A l'heure de l'élection présidentielle, qui pourrait refermer la page du trumpisme ou la prolonger de quatre ans, ils publient Amérique : années Trump (Editions Gallimard, 2020). Franceinfo les a interrogé pour faire le bilan de ce mandat hors-norme.

Franceinfo : Comment se porte le président Trump ? Va-t-il bien, non seulement au niveau de sa santé, mais aussi en vue de l'élection ?

Jérôme Cartillier : Il va bien, il est en bonne santé, si on peut dire. On a peu d'informations de ses médecins parce que leur manière de communiquer sur l'état de santé du président de la première puissance mondiale était un peu folklorique. Comment va-t-il, d'un point de vue politique ? Il va mal.

On sent qu'il y a une inquiétude chez lui, incontestablement. La meilleure preuve, c'est qu'il répète tout le temps sa grande référence : l'élection de 2016. Il a été candidat une fois à une élection et il a gagné. Il en a fait un peu l'alpha et l'oméga de sa campagne et de son approche de la politique. Il y a quelque chose d'un petit peu stérile. On sent que dès que ça va mal, il se recroqueville et dit : "mais il y avait 2016, mais il y avait 2016."

Gilles Paris : L'élection se présente mal et surtout, il a le sentiment que tous les efforts qu'il déploie, toute cette énergie, toute cette capacité à battre la campagne, ne produit aucun résultat depuis maintenant des semaines. Aucun événement qu'il avait prévu, anticipé et mis en scène pour rebondir, que ce soit la convention, que ce soit le débat, que ce soit les meetings, rien ne semble pouvoir peser sur cette course et sur l'écart qui le sépare de Joe Biden.

Les journalistes Gilles Paris et Jérôme Cartillier à Washington DC, en octobre 2020. (FRANCEINFO)

Franceinfo : L'écart entre les deux candidats est-il important ?

GP : L'écart est plus important que de coutume et surtout, il est stable. C'est-à-dire que quand on compare avec les élections de 2012, de 2016 et même de 2004, on a toujours vu des courbes se croiser à un moment ou un autre. Là, ce n'est pas du tout le cas. 

Franceinfo : Le président pourrait-il ne pas accepter de partir de la Maison Blanche en cas de défaite ?

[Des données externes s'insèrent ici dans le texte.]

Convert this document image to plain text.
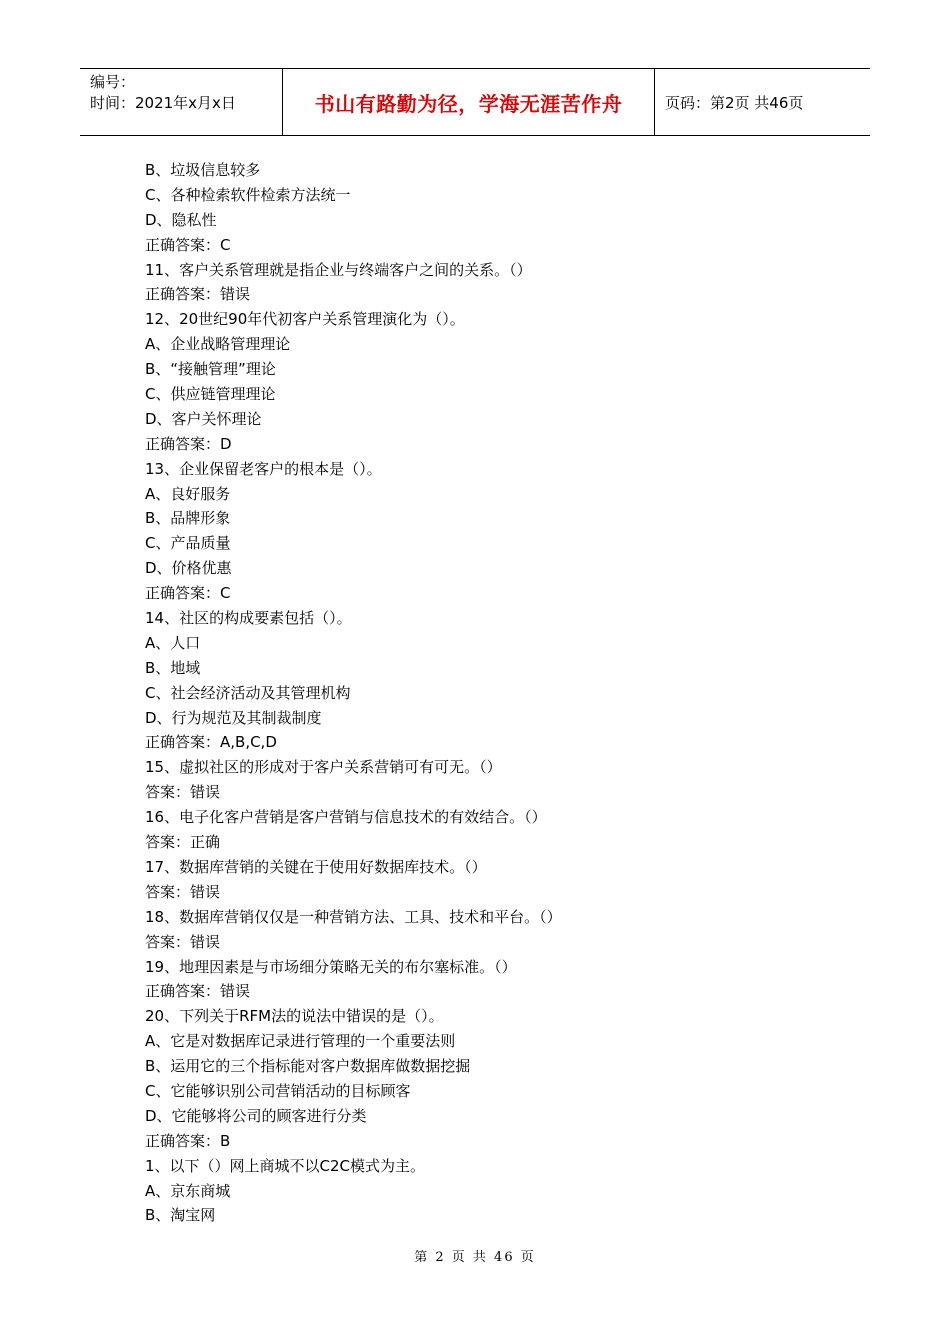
编号：
时间：2021年x月x日	书山有路勤为径，学海无涯苦作舟	页码：第2页 共46页
B、垃圾信息较多
C、各种检索软件检索方法统一
D、隐私性
正确答案：C
11、客户关系管理就是指企业与终端客户之间的关系。（）
正确答案：错误
12、20世纪90年代初客户关系管理演化为（）。
A、企业战略管理理论
B、“接触管理”理论
C、供应链管理理论
D、客户关怀理论
正确答案：D
13、企业保留老客户的根本是（）。
A、良好服务
B、品牌形象
C、产品质量
D、价格优惠
正确答案：C
14、社区的构成要素包括（）。
A、人口
B、地域
C、社会经济活动及其管理机构
D、行为规范及其制裁制度
正确答案：A,B,C,D
15、虚拟社区的形成对于客户关系营销可有可无。（）
答案：错误
16、电子化客户营销是客户营销与信息技术的有效结合。（）
答案：正确
17、数据库营销的关键在于使用好数据库技术。（）
答案：错误
18、数据库营销仅仅是一种营销方法、工具、技术和平台。（）
答案：错误
19、地理因素是与市场细分策略无关的布尔塞标准。（）
正确答案：错误
20、下列关于RFM法的说法中错误的是（）。
A、它是对数据库记录进行管理的一个重要法则
B、运用它的三个指标能对客户数据库做数据挖掘
C、它能够识别公司营销活动的目标顾客
D、它能够将公司的顾客进行分类
正确答案：B
1、以下（）网上商城不以C2C模式为主。
A、京东商城
B、淘宝网
第 2 页 共 46 页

GP : C'est un scénario qui est développé ici et là : un président qui s'accroche au pouvoir. Tout dépend de la tournure de la soirée électorale. Si la défaite est sévère, on voit mal Donald Trump s'accrocher au pouvoir. On le voit mal se lancer dans des guérillas judiciaires pour tenter d'inverser le résultat des urnes. Je pense que ce sera un "crash test" pour les institutions américaines. Mais je pense qu'il y a beaucoup de facteurs qui laissent penser que finalement, ce rendez-vous sera surmonté assez facilement.

Franceinfo : Si Donald Trump perd, qu'est-ce qui lui aura coûté son échec ?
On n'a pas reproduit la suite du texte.